The Salish people, whose domain extends as far north as Campbell River, carved house posts but not totem poles, but now there seems to be a need for them. Before the Commonwealth Games, Cicero August and his family carved a large pole, now on the lawn of the legislature. It was designed in a unique new style, including a loon with folded wings on top, and a very curious frog painted bright green at the base.

Avoiding the gauntlet of Government Street, we threaded our way through Bastion Square, noting the terrific public sculpture by Illarion Gallant, of a skeletal canoe with a load of berries slipping through the weeds. Bastion Square, instigated by artist Allan Edwards, was the first winner of a national award for heritage architecture restoration in the 1960s.
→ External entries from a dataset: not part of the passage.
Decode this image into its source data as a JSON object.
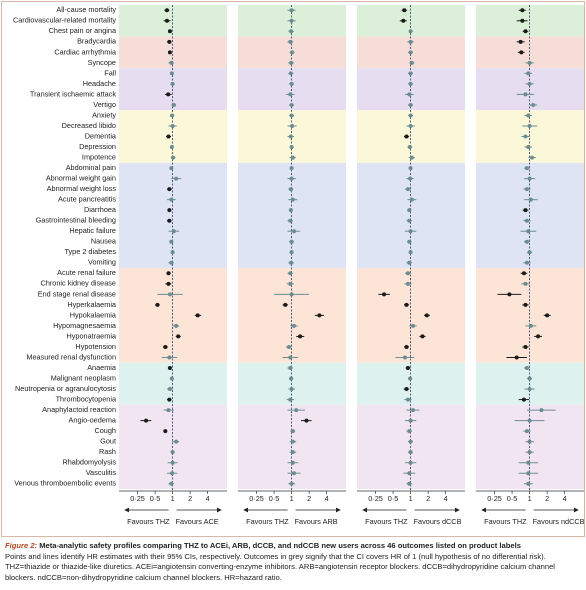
{
  "chart_data": {
    "type": "forest",
    "log_scale": true,
    "xlim": [
      0.12,
      8.6
    ],
    "xticks": [
      {
        "value": 0.25,
        "label": "0·25"
      },
      {
        "value": 0.5,
        "label": "0·5"
      },
      1,
      2,
      4
    ],
    "colors": {
      "significant": "#1b1b1b",
      "null": "#6b8d92",
      "reference": "#2b3a66"
    },
    "categories": [
      "All-cause mortality",
      "Cardiovascular-related mortality",
      "Chest pain or angina",
      "Bradycardia",
      "Cardiac arrhythmia",
      "Syncope",
      "Fall",
      "Headache",
      "Transient ischaemic attack",
      "Vertigo",
      "Anxiety",
      "Decreased libido",
      "Dementia",
      "Depression",
      "Impotence",
      "Abdominal pain",
      "Abnormal weight gain",
      "Abnormal weight loss",
      "Acute pancreatitis",
      "Diarrhoea",
      "Gastrointestinal bleeding",
      "Hepatic failure",
      "Nausea",
      "Type 2 diabetes",
      "Vomiting",
      "Acute renal failure",
      "Chronic kidney disease",
      "End stage renal disease",
      "Hyperkalaemia",
      "Hypokalaemia",
      "Hypomagnesaemia",
      "Hyponatraemia",
      "Hypotension",
      "Measured renal dysfunction",
      "Anaemia",
      "Malignant neoplasm",
      "Neutropenia or agranulocytosis",
      "Thrombocytopenia",
      "Anaphylactoid reaction",
      "Angio-oedema",
      "Cough",
      "Gout",
      "Rash",
      "Rhabdomyolysis",
      "Vasculitis",
      "Venous thromboembolic events"
    ],
    "series": [
      {
        "xlabel_left": "Favours THZ",
        "xlabel_right": "Favours ACE",
        "values": [
          0.8,
          0.8,
          0.9,
          0.88,
          0.9,
          0.95,
          0.97,
          1.0,
          0.84,
          1.05,
          0.98,
          1.0,
          0.85,
          0.97,
          1.02,
          0.95,
          1.15,
          0.88,
          0.95,
          0.88,
          0.88,
          1.05,
          0.95,
          1.0,
          0.95,
          0.85,
          0.85,
          0.9,
          0.55,
          2.7,
          1.15,
          1.25,
          0.75,
          0.88,
          0.9,
          0.97,
          0.9,
          0.88,
          0.85,
          0.35,
          0.75,
          1.15,
          1.0,
          1.0,
          0.98,
          0.95
        ],
        "lower": [
          0.72,
          0.7,
          0.85,
          0.8,
          0.85,
          0.85,
          0.9,
          0.92,
          0.74,
          0.95,
          0.9,
          0.85,
          0.77,
          0.9,
          0.93,
          0.9,
          0.95,
          0.8,
          0.8,
          0.82,
          0.8,
          0.85,
          0.88,
          0.95,
          0.85,
          0.78,
          0.75,
          0.55,
          0.5,
          2.4,
          1.0,
          1.13,
          0.68,
          0.65,
          0.83,
          0.9,
          0.8,
          0.8,
          0.7,
          0.28,
          0.7,
          0.98,
          0.92,
          0.82,
          0.8,
          0.85
        ],
        "upper": [
          0.88,
          0.92,
          0.96,
          0.96,
          0.96,
          1.06,
          1.05,
          1.08,
          0.96,
          1.15,
          1.07,
          1.18,
          0.94,
          1.05,
          1.12,
          1.0,
          1.4,
          0.97,
          1.13,
          0.95,
          0.96,
          1.3,
          1.02,
          1.05,
          1.05,
          0.93,
          0.95,
          1.5,
          0.6,
          3.1,
          1.3,
          1.38,
          0.83,
          1.2,
          0.97,
          1.05,
          1.0,
          0.96,
          1.05,
          0.43,
          0.8,
          1.3,
          1.08,
          1.22,
          1.2,
          1.06
        ]
      },
      {
        "xlabel_left": "Favours THZ",
        "xlabel_right": "Favours ARB",
        "values": [
          1.0,
          1.0,
          0.98,
          0.95,
          1.02,
          0.98,
          0.97,
          1.0,
          0.95,
          1.0,
          1.0,
          1.02,
          0.97,
          1.0,
          1.05,
          1.0,
          1.0,
          0.97,
          1.05,
          0.97,
          0.95,
          1.1,
          1.0,
          1.0,
          0.98,
          0.95,
          0.95,
          1.0,
          0.78,
          3.0,
          1.1,
          1.4,
          0.9,
          0.95,
          0.95,
          0.98,
          1.0,
          0.95,
          1.2,
          1.8,
          1.05,
          1.05,
          1.05,
          1.05,
          1.1,
          1.0
        ],
        "lower": [
          0.85,
          0.85,
          0.88,
          0.85,
          0.92,
          0.88,
          0.88,
          0.9,
          0.8,
          0.9,
          0.9,
          0.85,
          0.85,
          0.92,
          0.92,
          0.92,
          0.85,
          0.88,
          0.88,
          0.9,
          0.85,
          0.85,
          0.9,
          0.93,
          0.88,
          0.85,
          0.82,
          0.5,
          0.7,
          2.5,
          0.95,
          1.2,
          0.8,
          0.7,
          0.85,
          0.9,
          0.88,
          0.82,
          0.85,
          1.45,
          0.95,
          0.92,
          0.92,
          0.85,
          0.85,
          0.88
        ],
        "upper": [
          1.17,
          1.18,
          1.1,
          1.07,
          1.12,
          1.1,
          1.07,
          1.1,
          1.12,
          1.1,
          1.1,
          1.22,
          1.1,
          1.08,
          1.18,
          1.08,
          1.18,
          1.07,
          1.25,
          1.05,
          1.06,
          1.4,
          1.1,
          1.07,
          1.1,
          1.06,
          1.1,
          2.0,
          0.87,
          3.6,
          1.28,
          1.65,
          1.0,
          1.3,
          1.06,
          1.07,
          1.14,
          1.1,
          1.7,
          2.2,
          1.15,
          1.2,
          1.2,
          1.3,
          1.42,
          1.14
        ]
      },
      {
        "xlabel_left": "Favours THZ",
        "xlabel_right": "Favours dCCB",
        "values": [
          0.78,
          0.75,
          1.0,
          1.0,
          1.0,
          1.05,
          1.0,
          1.0,
          0.95,
          1.0,
          1.0,
          1.0,
          0.85,
          0.97,
          1.05,
          1.0,
          0.98,
          0.9,
          1.05,
          0.95,
          0.95,
          1.0,
          0.95,
          1.0,
          0.95,
          0.9,
          0.9,
          0.35,
          0.85,
          1.9,
          1.1,
          1.6,
          0.85,
          0.8,
          0.9,
          0.98,
          0.85,
          0.9,
          1.1,
          1.0,
          0.95,
          1.0,
          1.0,
          1.0,
          0.95,
          0.95
        ],
        "lower": [
          0.7,
          0.65,
          0.92,
          0.88,
          0.9,
          0.95,
          0.9,
          0.9,
          0.8,
          0.9,
          0.9,
          0.85,
          0.77,
          0.88,
          0.93,
          0.92,
          0.85,
          0.8,
          0.88,
          0.87,
          0.85,
          0.8,
          0.87,
          0.93,
          0.85,
          0.8,
          0.78,
          0.28,
          0.77,
          1.7,
          0.95,
          1.42,
          0.77,
          0.55,
          0.82,
          0.9,
          0.76,
          0.78,
          0.85,
          0.8,
          0.85,
          0.9,
          0.9,
          0.8,
          0.75,
          0.85
        ],
        "upper": [
          0.87,
          0.86,
          1.09,
          1.13,
          1.1,
          1.16,
          1.1,
          1.1,
          1.13,
          1.1,
          1.1,
          1.18,
          0.94,
          1.07,
          1.18,
          1.08,
          1.13,
          1.01,
          1.25,
          1.04,
          1.06,
          1.25,
          1.04,
          1.07,
          1.06,
          1.01,
          1.04,
          0.44,
          0.94,
          2.15,
          1.28,
          1.8,
          0.94,
          1.15,
          0.99,
          1.07,
          0.95,
          1.04,
          1.42,
          1.25,
          1.06,
          1.1,
          1.1,
          1.25,
          1.2,
          1.06
        ]
      },
      {
        "xlabel_left": "Favours THZ",
        "xlabel_right": "Favours ndCCB",
        "values": [
          0.75,
          0.75,
          0.85,
          0.7,
          0.72,
          1.0,
          0.95,
          1.0,
          0.85,
          1.15,
          0.95,
          1.0,
          0.85,
          0.95,
          1.1,
          0.9,
          1.0,
          0.9,
          1.05,
          0.85,
          0.9,
          0.95,
          0.9,
          1.0,
          0.9,
          0.8,
          0.85,
          0.45,
          0.85,
          2.0,
          1.05,
          1.4,
          0.85,
          0.6,
          0.9,
          1.0,
          1.0,
          0.8,
          1.6,
          1.0,
          0.9,
          1.0,
          1.0,
          0.95,
          0.95,
          0.95
        ],
        "lower": [
          0.65,
          0.6,
          0.76,
          0.6,
          0.63,
          0.85,
          0.82,
          0.85,
          0.6,
          0.98,
          0.82,
          0.75,
          0.72,
          0.82,
          0.95,
          0.8,
          0.8,
          0.78,
          0.8,
          0.76,
          0.78,
          0.7,
          0.8,
          0.9,
          0.78,
          0.7,
          0.72,
          0.28,
          0.75,
          1.75,
          0.85,
          1.2,
          0.75,
          0.4,
          0.8,
          0.9,
          0.82,
          0.65,
          0.9,
          0.55,
          0.78,
          0.85,
          0.85,
          0.65,
          0.65,
          0.8
        ],
        "upper": [
          0.86,
          0.92,
          0.95,
          0.82,
          0.82,
          1.18,
          1.1,
          1.18,
          1.2,
          1.35,
          1.1,
          1.35,
          1.0,
          1.1,
          1.28,
          1.01,
          1.25,
          1.04,
          1.38,
          0.95,
          1.04,
          1.3,
          1.01,
          1.1,
          1.04,
          0.91,
          1.0,
          0.72,
          0.96,
          2.3,
          1.3,
          1.63,
          0.96,
          0.9,
          1.01,
          1.1,
          1.22,
          0.98,
          2.8,
          1.8,
          1.04,
          1.18,
          1.18,
          1.4,
          1.4,
          1.13
        ]
      }
    ]
  },
  "caption": {
    "figure_label": "Figure 2:",
    "title": "Meta-analytic safety profiles comparing THZ to ACEi, ARB, dCCB, and ndCCB new users across 46 outcomes listed on product labels",
    "text": "Points and lines identify HR estimates with their 95% CIs, respectively. Outcomes in grey signify that the CI covers HR of 1 (null hypothesis of no differential risk). THZ=thiazide or thiazide-like diuretics. ACEi=angiotensin converting-enzyme inhibitors. ARB=angiotensin receptor blockers. dCCB=dihydropyridine calcium channel blockers. ndCCB=non-dihydropyridine calcium channel blockers. HR=hazard ratio."
  }
}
In the early 1970s, Nick Bawlf masterminded the evolution of a ravine full of sheds into a civic amenity, as Market Square. Its own Saturday market was in full flight when we went through.

Crossing Pandora, we entered Fan Tan Alley, a narrow passageway that leads through to Fisgard. Called “the narrowest street” in the country, it is privately owned and not really a municipally assumed thoroughfare.

The atmosphere of Fan Tan Alley, a “city within a city,” remains almost as funky and mysterious as it was when the Chinese used it as a place to avoid unwanted attention of the white folks.

But it has curious glamour, and while we were there, despite the noonday crowd, a wedding party in tuxes and wedding dresses were in the midst of a full-on professional photo shoot. The happy couple were photographed kissing under the sign of Heart’s Content, the longest-running shop on the alley.

At Government and Fisgard, we passed a statue under wraps, about to be unveiled. It is a bronze, larger than life, of Dr. Sun Yat Sen, the man who led the revolution that overthrew the Qing Dynasty in China in 1911. Sun visited Victoria three times to raise money for the cause, and the statue was unveiled last Sunday by his granddaughter, Dr. Lily Sun, on the occasion of the centennial of the Dart Coon Society. It is the 153rd statue of him she has unveiled around the world.

Just beyond the statue, in what used to be known as Centennial Square, the Victoria India Mela was taking place, with hyper-enthusiastic dancers holding the stage. Derek and I found the food carts irresistible and, while we ate our curry, we sat on the margin of the fountain, with its totem-esque mosaic designed by Jack Wilkinson in 1971.

Our destination was Legends Comics at 633 Johnson St. I went there to pick up a copy of a new comic book, Roach Town, created by Peter Sandmark. As this is Vol. 1, No. 1, it’s sure to be a collector’s item.

Sandmark is the director of MediaNet, Victoria’s filmmaking co-operative, and Roach Town is his first book. The drawings are rather elementary and remind me a bit of George Herriman’s Krazy Kat. The tough-talking story line is couched in the hardboiled words of a film noir. The story concerns neonicotinoids, which are killing bees, though the evil Dr. Mantis is trying to blame it on the tobacco ringspot virus.

The cultural mix of Victoria including Chinese, Japanese, Kwak Waka Wak’w, Coast Salish and South Asian is unique in Canada, and always makes it a rewarding place to visit on a Saturday. Get on your bike and take a look!